Chronic progressive external ophthalmoplegia is a systemic condition that occurs suddenly and which usually affects only the lid position and the external eye movement, without involving the movement of the pupil. This condition accounts for nearly 45% of myogenic ptosis cases. Most patients develop ptosis due to this disease in their adulthood. Characteristic to ptosis caused by this condition is the fact that the protective up rolling of the eyeball when the eyelids are closed is very poor.

Treatment

Aponeurotic and congenital ptosis may require surgical correction if severe enough to interfere with vision or if cosmesis is a concern.
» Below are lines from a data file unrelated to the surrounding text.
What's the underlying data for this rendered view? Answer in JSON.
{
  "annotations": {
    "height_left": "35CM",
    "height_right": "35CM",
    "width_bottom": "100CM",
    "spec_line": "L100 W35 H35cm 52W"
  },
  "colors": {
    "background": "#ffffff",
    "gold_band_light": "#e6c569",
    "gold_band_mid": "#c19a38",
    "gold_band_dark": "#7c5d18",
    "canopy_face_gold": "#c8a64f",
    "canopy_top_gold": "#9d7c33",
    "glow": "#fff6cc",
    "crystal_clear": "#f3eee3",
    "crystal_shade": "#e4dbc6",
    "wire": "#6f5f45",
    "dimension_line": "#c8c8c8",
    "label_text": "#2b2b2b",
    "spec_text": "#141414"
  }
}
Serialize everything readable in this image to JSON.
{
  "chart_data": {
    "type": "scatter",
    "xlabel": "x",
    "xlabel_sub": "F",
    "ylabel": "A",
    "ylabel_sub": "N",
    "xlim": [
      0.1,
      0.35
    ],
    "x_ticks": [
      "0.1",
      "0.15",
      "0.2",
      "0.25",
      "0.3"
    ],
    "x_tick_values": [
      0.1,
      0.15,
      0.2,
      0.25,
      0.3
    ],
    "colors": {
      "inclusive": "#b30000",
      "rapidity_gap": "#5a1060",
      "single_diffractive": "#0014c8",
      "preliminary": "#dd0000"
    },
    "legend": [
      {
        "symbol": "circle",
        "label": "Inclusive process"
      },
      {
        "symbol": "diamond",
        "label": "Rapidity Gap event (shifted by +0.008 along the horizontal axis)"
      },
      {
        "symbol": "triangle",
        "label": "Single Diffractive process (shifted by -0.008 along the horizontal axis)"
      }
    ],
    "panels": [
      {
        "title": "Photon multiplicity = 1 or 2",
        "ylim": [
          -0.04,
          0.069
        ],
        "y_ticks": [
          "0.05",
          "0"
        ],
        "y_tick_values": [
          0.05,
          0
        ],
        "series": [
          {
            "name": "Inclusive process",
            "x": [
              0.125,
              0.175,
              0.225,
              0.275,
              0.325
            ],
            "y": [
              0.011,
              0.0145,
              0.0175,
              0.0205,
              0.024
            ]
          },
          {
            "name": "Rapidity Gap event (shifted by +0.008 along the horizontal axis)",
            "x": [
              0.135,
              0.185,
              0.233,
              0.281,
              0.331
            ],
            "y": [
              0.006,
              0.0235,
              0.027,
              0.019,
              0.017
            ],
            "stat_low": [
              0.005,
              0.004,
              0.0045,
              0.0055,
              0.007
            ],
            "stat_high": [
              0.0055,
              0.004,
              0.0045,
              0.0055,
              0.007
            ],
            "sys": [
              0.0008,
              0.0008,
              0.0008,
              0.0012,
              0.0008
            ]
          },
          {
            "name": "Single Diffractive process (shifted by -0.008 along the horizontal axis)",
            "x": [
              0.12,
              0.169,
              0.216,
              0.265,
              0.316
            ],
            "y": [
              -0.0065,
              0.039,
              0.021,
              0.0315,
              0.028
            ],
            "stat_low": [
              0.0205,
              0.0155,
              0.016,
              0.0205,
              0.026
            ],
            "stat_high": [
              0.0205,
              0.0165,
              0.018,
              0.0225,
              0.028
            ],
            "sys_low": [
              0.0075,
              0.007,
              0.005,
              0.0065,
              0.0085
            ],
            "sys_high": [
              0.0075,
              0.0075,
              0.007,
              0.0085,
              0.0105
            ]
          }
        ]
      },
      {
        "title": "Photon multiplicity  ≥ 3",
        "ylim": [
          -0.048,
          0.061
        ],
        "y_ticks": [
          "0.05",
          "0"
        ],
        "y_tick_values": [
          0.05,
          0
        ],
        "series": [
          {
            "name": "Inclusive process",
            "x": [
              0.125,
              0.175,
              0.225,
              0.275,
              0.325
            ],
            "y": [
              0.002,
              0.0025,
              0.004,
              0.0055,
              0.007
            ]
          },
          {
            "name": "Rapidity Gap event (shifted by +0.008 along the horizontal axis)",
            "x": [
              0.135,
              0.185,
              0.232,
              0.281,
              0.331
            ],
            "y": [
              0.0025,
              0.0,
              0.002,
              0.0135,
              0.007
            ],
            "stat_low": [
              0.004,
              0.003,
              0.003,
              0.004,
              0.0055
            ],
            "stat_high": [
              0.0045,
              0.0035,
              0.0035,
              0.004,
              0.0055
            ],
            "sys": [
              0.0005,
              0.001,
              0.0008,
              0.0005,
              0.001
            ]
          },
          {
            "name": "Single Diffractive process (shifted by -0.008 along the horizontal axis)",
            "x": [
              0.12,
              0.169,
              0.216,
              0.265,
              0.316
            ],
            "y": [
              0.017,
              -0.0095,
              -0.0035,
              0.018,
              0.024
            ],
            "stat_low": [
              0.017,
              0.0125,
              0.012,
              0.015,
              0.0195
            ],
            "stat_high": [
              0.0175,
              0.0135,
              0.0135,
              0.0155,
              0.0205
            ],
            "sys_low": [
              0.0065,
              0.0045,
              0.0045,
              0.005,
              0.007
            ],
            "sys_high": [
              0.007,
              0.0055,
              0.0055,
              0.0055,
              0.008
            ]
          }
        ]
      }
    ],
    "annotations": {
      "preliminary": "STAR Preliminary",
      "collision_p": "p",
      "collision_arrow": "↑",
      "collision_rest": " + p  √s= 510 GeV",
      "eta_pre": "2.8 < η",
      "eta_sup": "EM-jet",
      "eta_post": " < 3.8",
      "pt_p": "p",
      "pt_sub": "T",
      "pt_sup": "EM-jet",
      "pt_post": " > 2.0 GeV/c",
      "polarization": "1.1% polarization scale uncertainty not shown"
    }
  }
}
Treatment depends on the type of ptosis and is usually performed by an ophthalmic plastic and reconstructive surgeon, specializing in diseases and problems of the eyelid.

Surgical procedures include:

  • Levator resection
  • Müller muscle resection
  • Frontalis sling operation

Non-surgical modalities like the use of “crutch” glasses or special Scleral contact lenses to support the eyelid may also be used.

Ptosis that is caused by a disease will improve if the disease is treated successfully.